Gagalnya pemakzulan Sudewo disambut kecewa Aliansi Masyarakat Pati Bersatu (AMPD). Salah satu perwakilan AMPD, Mulyati, mempertanyakan konsistensi DPRD selama proses melengserkan Sudewo.
“Dengan kemarin kita lihat di pansus selalu hadir di sidang kemarin itu sudah banyak bukti kesalahan tapi kok ke mana orang-orang hebat luar biasa ikut memakzulkan tapi kok hari ini memutuskan berpihak kepada sana. Tidak berpihak kepada masyarakat kami sangat kecewa,” jelasnya.
Meskipun upaya pelengseran Sudewo gagal, Mulyati menegaskan akan terus berjuang agar Pati menjadi percontohan kepemimpinan yang tidak arogan.
“Kami akan terus berjuang semampu mampu kami sampai keadilan itu ada, Pati ini menjadi contoh kepemimpinan agar tidak arogan, karena pemimpin saat ini arogan,” kata Mulyati.
Baca Juga: Siapa Menunggangi Aspirasi Rakyat?
Lely Arriene, Pakar Komunikasi Politik dari London School of Public Relation (LSPR) memprediksi pemakzulan Sudewo memiliki kans kecil. Ia menilai tumpang tindih politik dengan hukum menjadi alasan sulitnya proses pemakzulan kepala daerah.
“Setelah Mahkamah Agung membacanya ya barangkali setelah 30 hari itu kita tidak tahu ya kadang-kadang masalah hukum itu bertumpang tindih dengan masalah politik, entah itu politik kekerabatan entah politik kepartaian dan lain-lain,” ujarnya dikutip Tribun.

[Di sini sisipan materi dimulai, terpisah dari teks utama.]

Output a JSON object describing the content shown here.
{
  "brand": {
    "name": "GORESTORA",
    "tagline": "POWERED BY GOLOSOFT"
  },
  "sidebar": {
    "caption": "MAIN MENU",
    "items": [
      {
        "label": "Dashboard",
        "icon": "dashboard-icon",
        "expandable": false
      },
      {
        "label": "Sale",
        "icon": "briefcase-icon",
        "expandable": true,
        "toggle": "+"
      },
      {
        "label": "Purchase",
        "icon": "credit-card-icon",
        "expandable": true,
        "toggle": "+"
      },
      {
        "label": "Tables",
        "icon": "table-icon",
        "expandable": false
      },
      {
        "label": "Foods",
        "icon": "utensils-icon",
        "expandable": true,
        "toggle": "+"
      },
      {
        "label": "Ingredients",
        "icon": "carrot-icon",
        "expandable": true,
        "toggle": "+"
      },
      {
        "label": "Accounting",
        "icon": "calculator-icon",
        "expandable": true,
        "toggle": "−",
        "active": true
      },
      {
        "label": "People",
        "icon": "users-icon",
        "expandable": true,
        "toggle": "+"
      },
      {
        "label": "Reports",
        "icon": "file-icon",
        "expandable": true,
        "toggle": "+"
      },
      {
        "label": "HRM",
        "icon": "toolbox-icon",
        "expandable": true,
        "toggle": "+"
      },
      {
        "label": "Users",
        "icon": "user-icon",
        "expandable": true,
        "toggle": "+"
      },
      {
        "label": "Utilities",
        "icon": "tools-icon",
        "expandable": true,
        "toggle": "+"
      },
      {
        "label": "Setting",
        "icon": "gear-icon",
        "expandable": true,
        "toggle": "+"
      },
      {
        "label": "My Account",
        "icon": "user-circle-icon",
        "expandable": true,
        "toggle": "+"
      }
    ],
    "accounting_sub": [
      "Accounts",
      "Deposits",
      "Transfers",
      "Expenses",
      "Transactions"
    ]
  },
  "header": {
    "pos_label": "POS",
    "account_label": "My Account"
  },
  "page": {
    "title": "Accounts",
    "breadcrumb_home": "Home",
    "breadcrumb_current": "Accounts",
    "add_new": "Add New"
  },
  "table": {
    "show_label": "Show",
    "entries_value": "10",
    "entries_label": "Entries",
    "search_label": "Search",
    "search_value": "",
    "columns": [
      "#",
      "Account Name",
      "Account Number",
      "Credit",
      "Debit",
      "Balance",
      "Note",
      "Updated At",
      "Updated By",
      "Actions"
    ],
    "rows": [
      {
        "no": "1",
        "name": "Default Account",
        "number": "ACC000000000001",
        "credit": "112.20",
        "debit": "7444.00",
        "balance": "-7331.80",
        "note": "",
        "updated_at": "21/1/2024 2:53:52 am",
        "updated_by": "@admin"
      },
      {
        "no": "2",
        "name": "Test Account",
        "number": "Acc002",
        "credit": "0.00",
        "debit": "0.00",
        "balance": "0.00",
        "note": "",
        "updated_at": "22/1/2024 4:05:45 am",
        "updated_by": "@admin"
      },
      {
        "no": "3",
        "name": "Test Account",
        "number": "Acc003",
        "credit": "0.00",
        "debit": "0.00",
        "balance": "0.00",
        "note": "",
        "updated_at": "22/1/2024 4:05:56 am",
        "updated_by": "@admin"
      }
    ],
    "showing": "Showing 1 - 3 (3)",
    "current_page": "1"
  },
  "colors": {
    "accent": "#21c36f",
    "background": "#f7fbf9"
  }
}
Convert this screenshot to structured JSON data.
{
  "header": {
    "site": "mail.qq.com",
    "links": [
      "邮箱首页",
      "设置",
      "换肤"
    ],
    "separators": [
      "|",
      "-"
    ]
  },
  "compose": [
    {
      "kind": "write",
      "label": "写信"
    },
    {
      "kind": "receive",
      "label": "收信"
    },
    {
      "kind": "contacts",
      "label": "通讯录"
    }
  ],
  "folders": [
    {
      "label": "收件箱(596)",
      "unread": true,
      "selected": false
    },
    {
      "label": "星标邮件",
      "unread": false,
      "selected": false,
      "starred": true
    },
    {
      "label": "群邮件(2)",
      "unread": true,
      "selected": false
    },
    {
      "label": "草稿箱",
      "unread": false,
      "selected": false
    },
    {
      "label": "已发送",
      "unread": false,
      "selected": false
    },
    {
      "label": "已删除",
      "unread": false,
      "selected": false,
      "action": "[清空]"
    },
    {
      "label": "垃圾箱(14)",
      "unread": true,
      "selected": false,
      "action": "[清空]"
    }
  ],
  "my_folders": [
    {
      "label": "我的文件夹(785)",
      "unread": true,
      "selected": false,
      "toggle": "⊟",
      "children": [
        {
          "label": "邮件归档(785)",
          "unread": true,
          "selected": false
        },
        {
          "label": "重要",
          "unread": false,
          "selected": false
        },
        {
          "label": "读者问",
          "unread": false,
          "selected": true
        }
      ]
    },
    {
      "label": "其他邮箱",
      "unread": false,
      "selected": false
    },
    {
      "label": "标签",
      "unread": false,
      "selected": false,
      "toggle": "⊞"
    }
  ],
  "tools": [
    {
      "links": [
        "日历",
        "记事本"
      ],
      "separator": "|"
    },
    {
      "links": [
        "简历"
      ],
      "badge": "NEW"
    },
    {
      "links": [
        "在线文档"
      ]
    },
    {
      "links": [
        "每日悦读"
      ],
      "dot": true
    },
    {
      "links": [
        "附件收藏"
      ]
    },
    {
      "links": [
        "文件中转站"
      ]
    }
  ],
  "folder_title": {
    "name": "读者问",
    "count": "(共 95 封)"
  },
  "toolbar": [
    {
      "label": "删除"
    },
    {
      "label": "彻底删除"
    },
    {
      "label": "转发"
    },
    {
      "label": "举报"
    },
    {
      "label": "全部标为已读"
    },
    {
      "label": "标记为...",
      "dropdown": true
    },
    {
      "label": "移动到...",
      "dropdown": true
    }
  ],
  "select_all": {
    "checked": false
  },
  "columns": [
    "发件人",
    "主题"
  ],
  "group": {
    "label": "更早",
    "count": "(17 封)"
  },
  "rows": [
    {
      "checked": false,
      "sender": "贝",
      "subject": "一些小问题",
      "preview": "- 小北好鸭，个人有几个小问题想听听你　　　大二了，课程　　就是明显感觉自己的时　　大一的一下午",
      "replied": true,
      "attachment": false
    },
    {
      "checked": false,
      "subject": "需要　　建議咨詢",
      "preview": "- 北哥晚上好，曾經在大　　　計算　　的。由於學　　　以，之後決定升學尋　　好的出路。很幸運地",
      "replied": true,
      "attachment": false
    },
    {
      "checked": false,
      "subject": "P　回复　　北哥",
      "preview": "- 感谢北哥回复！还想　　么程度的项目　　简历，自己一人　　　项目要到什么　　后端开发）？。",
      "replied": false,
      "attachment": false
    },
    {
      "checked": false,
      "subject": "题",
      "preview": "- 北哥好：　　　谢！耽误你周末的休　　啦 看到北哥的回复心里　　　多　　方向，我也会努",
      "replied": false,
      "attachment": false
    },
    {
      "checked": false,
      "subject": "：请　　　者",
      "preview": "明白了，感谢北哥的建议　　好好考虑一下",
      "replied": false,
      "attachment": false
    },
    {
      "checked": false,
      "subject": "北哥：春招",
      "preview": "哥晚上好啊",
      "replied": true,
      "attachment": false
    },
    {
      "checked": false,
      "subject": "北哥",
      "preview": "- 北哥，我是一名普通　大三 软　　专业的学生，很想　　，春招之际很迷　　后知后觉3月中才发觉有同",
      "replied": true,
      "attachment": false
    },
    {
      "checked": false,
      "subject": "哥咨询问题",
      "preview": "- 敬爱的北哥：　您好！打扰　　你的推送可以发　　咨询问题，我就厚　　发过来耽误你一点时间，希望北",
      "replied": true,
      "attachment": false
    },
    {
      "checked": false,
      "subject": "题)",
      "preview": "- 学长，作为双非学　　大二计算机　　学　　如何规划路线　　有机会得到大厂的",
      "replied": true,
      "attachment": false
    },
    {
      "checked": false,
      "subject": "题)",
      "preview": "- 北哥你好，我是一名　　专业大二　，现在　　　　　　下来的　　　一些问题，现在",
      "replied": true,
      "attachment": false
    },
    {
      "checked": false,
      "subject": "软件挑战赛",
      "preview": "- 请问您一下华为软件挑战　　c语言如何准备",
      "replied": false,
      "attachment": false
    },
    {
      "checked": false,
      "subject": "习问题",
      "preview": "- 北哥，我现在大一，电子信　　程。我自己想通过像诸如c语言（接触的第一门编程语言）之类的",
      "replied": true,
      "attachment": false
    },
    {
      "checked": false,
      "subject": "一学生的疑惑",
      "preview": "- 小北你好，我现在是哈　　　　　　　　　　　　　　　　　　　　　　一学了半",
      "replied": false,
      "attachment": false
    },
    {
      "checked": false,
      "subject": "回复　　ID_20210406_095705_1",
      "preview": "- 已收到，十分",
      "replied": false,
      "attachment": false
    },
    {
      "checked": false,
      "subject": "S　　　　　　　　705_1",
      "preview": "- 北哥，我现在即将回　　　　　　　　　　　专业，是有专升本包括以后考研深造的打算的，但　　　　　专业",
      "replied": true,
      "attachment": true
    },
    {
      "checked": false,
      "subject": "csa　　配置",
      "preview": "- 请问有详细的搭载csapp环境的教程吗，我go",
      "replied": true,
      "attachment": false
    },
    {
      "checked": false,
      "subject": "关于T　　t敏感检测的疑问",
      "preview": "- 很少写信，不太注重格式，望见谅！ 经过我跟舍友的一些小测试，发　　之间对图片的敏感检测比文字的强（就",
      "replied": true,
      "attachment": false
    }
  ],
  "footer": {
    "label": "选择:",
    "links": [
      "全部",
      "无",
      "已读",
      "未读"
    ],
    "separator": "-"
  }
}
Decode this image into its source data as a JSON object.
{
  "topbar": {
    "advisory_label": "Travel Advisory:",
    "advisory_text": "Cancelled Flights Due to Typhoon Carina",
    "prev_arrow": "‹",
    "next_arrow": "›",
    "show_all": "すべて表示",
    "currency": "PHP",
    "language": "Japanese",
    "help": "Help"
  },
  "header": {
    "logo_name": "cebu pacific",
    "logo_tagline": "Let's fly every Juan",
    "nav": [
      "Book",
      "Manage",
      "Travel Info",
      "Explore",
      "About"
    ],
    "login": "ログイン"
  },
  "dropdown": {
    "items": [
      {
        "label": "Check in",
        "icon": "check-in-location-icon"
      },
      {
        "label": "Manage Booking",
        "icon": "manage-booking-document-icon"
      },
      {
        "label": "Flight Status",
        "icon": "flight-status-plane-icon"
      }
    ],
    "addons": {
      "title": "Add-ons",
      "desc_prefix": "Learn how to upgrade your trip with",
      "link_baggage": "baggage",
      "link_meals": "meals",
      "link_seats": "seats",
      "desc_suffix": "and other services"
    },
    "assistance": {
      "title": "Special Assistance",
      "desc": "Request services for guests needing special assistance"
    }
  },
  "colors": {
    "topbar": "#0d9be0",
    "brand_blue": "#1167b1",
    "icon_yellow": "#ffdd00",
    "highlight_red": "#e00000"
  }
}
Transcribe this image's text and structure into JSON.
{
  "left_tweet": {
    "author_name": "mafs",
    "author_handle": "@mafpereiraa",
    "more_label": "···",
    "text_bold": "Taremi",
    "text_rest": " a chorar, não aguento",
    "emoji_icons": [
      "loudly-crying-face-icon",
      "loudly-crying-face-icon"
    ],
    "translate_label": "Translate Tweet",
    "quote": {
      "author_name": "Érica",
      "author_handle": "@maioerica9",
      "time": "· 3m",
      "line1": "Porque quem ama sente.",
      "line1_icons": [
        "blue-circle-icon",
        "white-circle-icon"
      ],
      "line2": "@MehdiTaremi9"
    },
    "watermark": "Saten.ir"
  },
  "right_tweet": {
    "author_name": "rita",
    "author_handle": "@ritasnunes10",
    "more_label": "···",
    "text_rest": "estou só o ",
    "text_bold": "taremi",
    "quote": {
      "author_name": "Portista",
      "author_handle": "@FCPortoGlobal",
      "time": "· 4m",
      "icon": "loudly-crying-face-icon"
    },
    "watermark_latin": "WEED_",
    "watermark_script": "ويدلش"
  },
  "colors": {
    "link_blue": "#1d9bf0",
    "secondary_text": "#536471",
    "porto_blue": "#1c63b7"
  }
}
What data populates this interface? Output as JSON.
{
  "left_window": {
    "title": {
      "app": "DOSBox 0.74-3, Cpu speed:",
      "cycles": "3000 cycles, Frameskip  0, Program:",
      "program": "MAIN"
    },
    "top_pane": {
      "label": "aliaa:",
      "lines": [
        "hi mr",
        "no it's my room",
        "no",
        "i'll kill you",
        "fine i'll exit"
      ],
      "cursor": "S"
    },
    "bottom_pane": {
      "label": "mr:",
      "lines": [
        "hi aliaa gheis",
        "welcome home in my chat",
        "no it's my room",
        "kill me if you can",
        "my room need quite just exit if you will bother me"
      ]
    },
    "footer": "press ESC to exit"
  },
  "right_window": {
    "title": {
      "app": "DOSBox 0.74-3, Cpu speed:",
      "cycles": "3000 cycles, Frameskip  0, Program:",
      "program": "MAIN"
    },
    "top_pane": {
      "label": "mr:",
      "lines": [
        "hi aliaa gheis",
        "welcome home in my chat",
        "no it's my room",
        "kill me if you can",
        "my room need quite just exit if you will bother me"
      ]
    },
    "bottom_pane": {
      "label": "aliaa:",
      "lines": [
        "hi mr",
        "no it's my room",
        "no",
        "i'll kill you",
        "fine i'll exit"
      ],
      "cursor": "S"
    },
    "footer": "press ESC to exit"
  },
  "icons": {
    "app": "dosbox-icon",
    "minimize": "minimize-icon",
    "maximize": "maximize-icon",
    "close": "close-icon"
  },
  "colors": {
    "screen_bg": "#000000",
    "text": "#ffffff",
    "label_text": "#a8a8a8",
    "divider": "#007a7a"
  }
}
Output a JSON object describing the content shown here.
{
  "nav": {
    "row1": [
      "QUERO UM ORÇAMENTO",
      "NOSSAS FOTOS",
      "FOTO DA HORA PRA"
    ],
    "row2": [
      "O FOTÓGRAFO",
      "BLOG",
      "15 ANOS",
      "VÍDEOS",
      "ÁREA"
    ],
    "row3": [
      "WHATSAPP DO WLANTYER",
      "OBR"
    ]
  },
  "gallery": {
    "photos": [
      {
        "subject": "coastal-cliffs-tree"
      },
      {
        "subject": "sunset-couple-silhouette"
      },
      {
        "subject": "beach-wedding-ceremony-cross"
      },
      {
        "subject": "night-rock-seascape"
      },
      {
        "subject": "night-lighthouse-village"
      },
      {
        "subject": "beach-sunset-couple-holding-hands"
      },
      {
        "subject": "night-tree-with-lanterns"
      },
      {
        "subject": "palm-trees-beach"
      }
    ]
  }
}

Dalam kasus ini, kendati PDIP memperoleh kursi terbanyak, komposisi fraksi di DPRD Pati didominasi partai-partai pendukung atau merapat kepada Partai Gerindra dalam koalisi Indonesia Maju plus, partai yang berkuasa saat ini.
Lely juga menyebut bahwa kepala daerah merupakan kader partai yang pastinya akan dibela dan dipertahankan oleh partainya.
“Jangan lupa bahwa kepala daerah juga adalah kader partai yang sebisa mungkin partai-partai politik juga ingin mempertahankannya, karena kalau tidak akan digantikan kader partai lain yang mungkin akan memimpin daerah itu,” ujarnya. (mhf)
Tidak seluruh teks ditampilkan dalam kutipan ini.